As he tells HuffPostUK, the ‘Gossip Girl’ star just doesn’t see the point of worrying about what audiences will think of his swaggering, bluffing, chancing double-glazing salesman Vincent Swan, something he’s discovered the hard way:
“There’s no point. I had something last year for NBC and everyone was loving it, it was the best pilot script ever, everyone promoted the shit out of it, and it tanked, it absolutely died,” he remembers ruefully.
“That was my first experience of that. I felt let down, it hadn’t been executed in the way I thought it was going to be, and I was the face to it and it died. But very quickly, I had an initial conversation with my agent, who told me, ‘it’s not your fault,’ so I don’t think about things outside my control any more.
“I would have felt more pressure now if that hadn’t happened. I know with this, the material’s good, we had a fucking laugh doing it, I enjoyed it when I watched it, and everyone else who’s watched it likes it, so fingers crossed.”
Judging by the reception that greeted the first showing of ‘White Gold’, starring Ed, Joe Thomas, James Buckley and also penned by ‘Inbetweeners’ co-creator Damon Beesley, it doesn’t seem like anyone has to worry. The characters are broad and silly, the storylines based on a 1980s sense of aspiration remembered by everyone over a certain age, the music loud, brash and instantly redolent of its time (the first scenes leap into life with Laura Brannigan’s ‘Gloria’ - what’s not to love?) and at the centre of it, slick, suave and tirelessly confident, Ed’s leading man, Vincent Swan.

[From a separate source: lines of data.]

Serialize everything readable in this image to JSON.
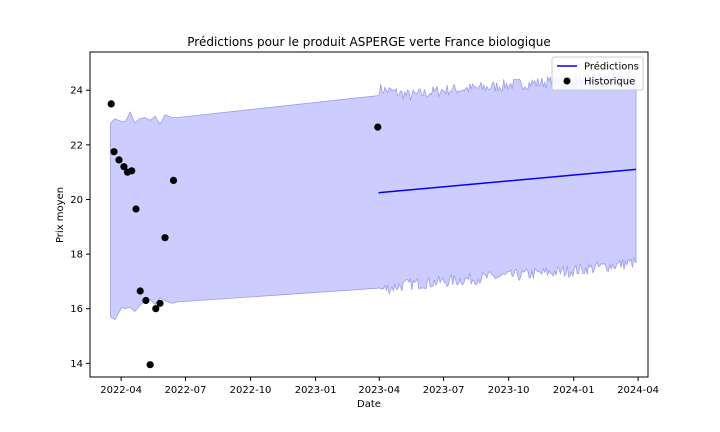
{
  "chart_data": {
    "type": "line",
    "title": "Prédictions pour le produit ASPERGE verte France biologique",
    "xlabel": "Date",
    "ylabel": "Prix moyen",
    "xlim": [
      "2022-02-16",
      "2024-04-15"
    ],
    "ylim": [
      13.5,
      25.4
    ],
    "x_ticks": [
      {
        "date": "2022-04-01",
        "label": "2022-04"
      },
      {
        "date": "2022-07-01",
        "label": "2022-07"
      },
      {
        "date": "2022-10-01",
        "label": "2022-10"
      },
      {
        "date": "2023-01-01",
        "label": "2023-01"
      },
      {
        "date": "2023-04-01",
        "label": "2023-04"
      },
      {
        "date": "2023-07-01",
        "label": "2023-07"
      },
      {
        "date": "2023-10-01",
        "label": "2023-10"
      },
      {
        "date": "2024-01-01",
        "label": "2024-01"
      },
      {
        "date": "2024-04-01",
        "label": "2024-04"
      }
    ],
    "y_ticks": [
      14,
      16,
      18,
      20,
      22,
      24
    ],
    "grid": false,
    "legend_position": "top-right",
    "legend": [
      {
        "label": "Prédictions",
        "type": "line",
        "color": "#0000ff"
      },
      {
        "label": "Historique",
        "type": "marker",
        "color": "#000000"
      }
    ],
    "series": [
      {
        "name": "Prédictions",
        "type": "line",
        "color": "#0000ff",
        "points": [
          {
            "x": "2023-03-31",
            "y": 20.25
          },
          {
            "x": "2024-03-29",
            "y": 21.1
          }
        ]
      },
      {
        "name": "Historique",
        "type": "scatter",
        "color": "#000000",
        "points": [
          {
            "x": "2022-03-18",
            "y": 23.5
          },
          {
            "x": "2022-03-22",
            "y": 21.75
          },
          {
            "x": "2022-03-29",
            "y": 21.45
          },
          {
            "x": "2022-04-05",
            "y": 21.2
          },
          {
            "x": "2022-04-10",
            "y": 21.0
          },
          {
            "x": "2022-04-16",
            "y": 21.05
          },
          {
            "x": "2022-04-22",
            "y": 19.65
          },
          {
            "x": "2022-04-28",
            "y": 16.65
          },
          {
            "x": "2022-05-06",
            "y": 16.3
          },
          {
            "x": "2022-05-12",
            "y": 13.95
          },
          {
            "x": "2022-05-20",
            "y": 16.0
          },
          {
            "x": "2022-05-26",
            "y": 16.2
          },
          {
            "x": "2022-06-02",
            "y": 18.6
          },
          {
            "x": "2022-06-14",
            "y": 20.7
          },
          {
            "x": "2023-03-30",
            "y": 22.65
          }
        ]
      }
    ],
    "uncertainty_band": {
      "color": "#ccccff",
      "edge_color": "#9c9cf0",
      "upper": [
        {
          "x": "2022-03-17",
          "y": 22.8
        },
        {
          "x": "2022-03-23",
          "y": 22.95
        },
        {
          "x": "2022-04-02",
          "y": 22.85
        },
        {
          "x": "2022-04-07",
          "y": 22.85
        },
        {
          "x": "2022-04-14",
          "y": 23.2
        },
        {
          "x": "2022-04-20",
          "y": 22.8
        },
        {
          "x": "2022-04-27",
          "y": 22.95
        },
        {
          "x": "2022-05-05",
          "y": 23.0
        },
        {
          "x": "2022-05-12",
          "y": 22.9
        },
        {
          "x": "2022-05-19",
          "y": 23.05
        },
        {
          "x": "2022-05-26",
          "y": 22.75
        },
        {
          "x": "2022-06-02",
          "y": 23.1
        },
        {
          "x": "2022-06-12",
          "y": 23.0
        },
        {
          "x": "2022-06-20",
          "y": 23.0
        },
        {
          "x": "2023-03-30",
          "y": 23.8
        },
        {
          "x": "2023-04-01",
          "y": 24.05
        },
        {
          "x": "2023-05-15",
          "y": 23.8
        },
        {
          "x": "2023-07-01",
          "y": 24.0
        },
        {
          "x": "2023-09-01",
          "y": 24.1
        },
        {
          "x": "2023-10-01",
          "y": 24.2
        },
        {
          "x": "2024-01-01",
          "y": 24.35
        },
        {
          "x": "2024-03-29",
          "y": 24.5
        }
      ],
      "lower": [
        {
          "x": "2022-03-17",
          "y": 15.7
        },
        {
          "x": "2022-03-23",
          "y": 15.6
        },
        {
          "x": "2022-04-02",
          "y": 16.05
        },
        {
          "x": "2022-04-07",
          "y": 16.0
        },
        {
          "x": "2022-04-14",
          "y": 16.05
        },
        {
          "x": "2022-04-20",
          "y": 15.9
        },
        {
          "x": "2022-04-27",
          "y": 16.1
        },
        {
          "x": "2022-05-05",
          "y": 16.3
        },
        {
          "x": "2022-05-12",
          "y": 16.35
        },
        {
          "x": "2022-05-19",
          "y": 16.15
        },
        {
          "x": "2022-05-26",
          "y": 16.4
        },
        {
          "x": "2022-06-02",
          "y": 16.3
        },
        {
          "x": "2022-06-12",
          "y": 16.2
        },
        {
          "x": "2022-06-20",
          "y": 16.25
        },
        {
          "x": "2023-03-30",
          "y": 16.75
        },
        {
          "x": "2023-04-01",
          "y": 16.7
        },
        {
          "x": "2023-05-15",
          "y": 16.9
        },
        {
          "x": "2023-07-01",
          "y": 17.0
        },
        {
          "x": "2023-09-01",
          "y": 17.15
        },
        {
          "x": "2023-10-01",
          "y": 17.2
        },
        {
          "x": "2024-01-01",
          "y": 17.4
        },
        {
          "x": "2024-03-29",
          "y": 17.7
        }
      ]
    }
  }
}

“It was quite exhausting to play him, I’m pretty much in every scene,” he admits. “The dialogue is fantastic, but it was a lot at times in what were often constructed shots, so it was a test of all my skills for sure, but I had a lot of fun playing in this world, it just made me laugh.”
Between sweet-talking his way into a job and pretending to be a master of golf in order to secure another deal, it is clear Vincent isn’t a man to let inability get in the way of adventure. Ed says, contrary to how he appeared in his most famous role, that of Chuck Bass in ‘Gossip Girl’, that in real life he’s by no means a blagger.

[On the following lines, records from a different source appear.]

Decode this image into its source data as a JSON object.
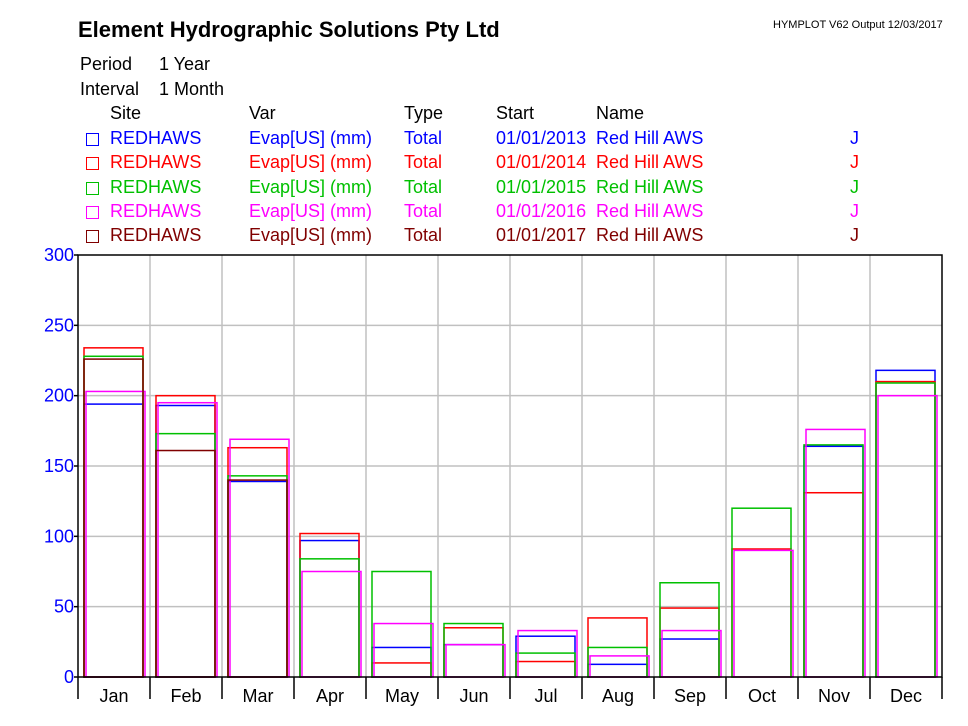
{
  "header": {
    "title": "Element Hydrographic Solutions Pty Ltd",
    "version": "HYMPLOT V62  Output 12/03/2017",
    "period_label": "Period",
    "period_value": "1 Year",
    "interval_label": "Interval",
    "interval_value": "1 Month"
  },
  "legend": {
    "columns": [
      "Site",
      "Var",
      "Type",
      "Start",
      "Name"
    ],
    "rows": [
      {
        "site": "REDHAWS",
        "var": "Evap[US] (mm)",
        "type": "Total",
        "start": "01/01/2013",
        "name": "Red Hill AWS",
        "flag": "J",
        "color": "#0000ff"
      },
      {
        "site": "REDHAWS",
        "var": "Evap[US] (mm)",
        "type": "Total",
        "start": "01/01/2014",
        "name": "Red Hill AWS",
        "flag": "J",
        "color": "#ff0000"
      },
      {
        "site": "REDHAWS",
        "var": "Evap[US] (mm)",
        "type": "Total",
        "start": "01/01/2015",
        "name": "Red Hill AWS",
        "flag": "J",
        "color": "#00c000"
      },
      {
        "site": "REDHAWS",
        "var": "Evap[US] (mm)",
        "type": "Total",
        "start": "01/01/2016",
        "name": "Red Hill AWS",
        "flag": "J",
        "color": "#ff00ff"
      },
      {
        "site": "REDHAWS",
        "var": "Evap[US] (mm)",
        "type": "Total",
        "start": "01/01/2017",
        "name": "Red Hill AWS",
        "flag": "J",
        "color": "#800000"
      }
    ]
  },
  "chart_data": {
    "type": "bar",
    "grid": true,
    "ylim": [
      0,
      300
    ],
    "yticks": [
      0,
      50,
      100,
      150,
      200,
      250,
      300
    ],
    "categories": [
      "Jan",
      "Feb",
      "Mar",
      "Apr",
      "May",
      "Jun",
      "Jul",
      "Aug",
      "Sep",
      "Oct",
      "Nov",
      "Dec"
    ],
    "series": [
      {
        "name": "01/01/2013",
        "color": "#0000ff",
        "values": [
          194,
          193,
          139,
          97,
          21,
          23,
          29,
          9,
          27,
          null,
          164,
          218
        ]
      },
      {
        "name": "01/01/2014",
        "color": "#ff0000",
        "values": [
          234,
          200,
          163,
          102,
          10,
          35,
          11,
          42,
          49,
          91,
          131,
          210
        ]
      },
      {
        "name": "01/01/2015",
        "color": "#00c000",
        "values": [
          228,
          173,
          143,
          84,
          75,
          38,
          17,
          21,
          67,
          120,
          165,
          209
        ]
      },
      {
        "name": "01/01/2016",
        "color": "#ff00ff",
        "values": [
          203,
          195,
          169,
          75,
          38,
          23,
          33,
          15,
          33,
          90,
          176,
          200
        ]
      },
      {
        "name": "01/01/2017",
        "color": "#800000",
        "values": [
          226,
          161,
          140,
          null,
          null,
          null,
          null,
          null,
          null,
          null,
          null,
          null
        ]
      }
    ]
  }
}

“I’m not like that, I’m the first to admit I’m shit at something, but my brother is. I couldn’t overlook the fact that my older brother used to sell timeshare, so growing up, there was always that presence around, it was great to be able to draw on,” he remembers.
“My other brother is a blagger as well, so I had these two characters close to home, plus the writing coming alive from the page, plus people you meet or see.
“The thing about Vince is, he’s not a alien, we all know them.
“There was a kid growing up in my class who was exactly like that - always pushing, but knowing somehow how to do it, and getting what he wanted.”
“Maybe that’s what attractive about it.”
‘White Gold’ stars tomorrow (Wednesday) at 10pm on BBC Two.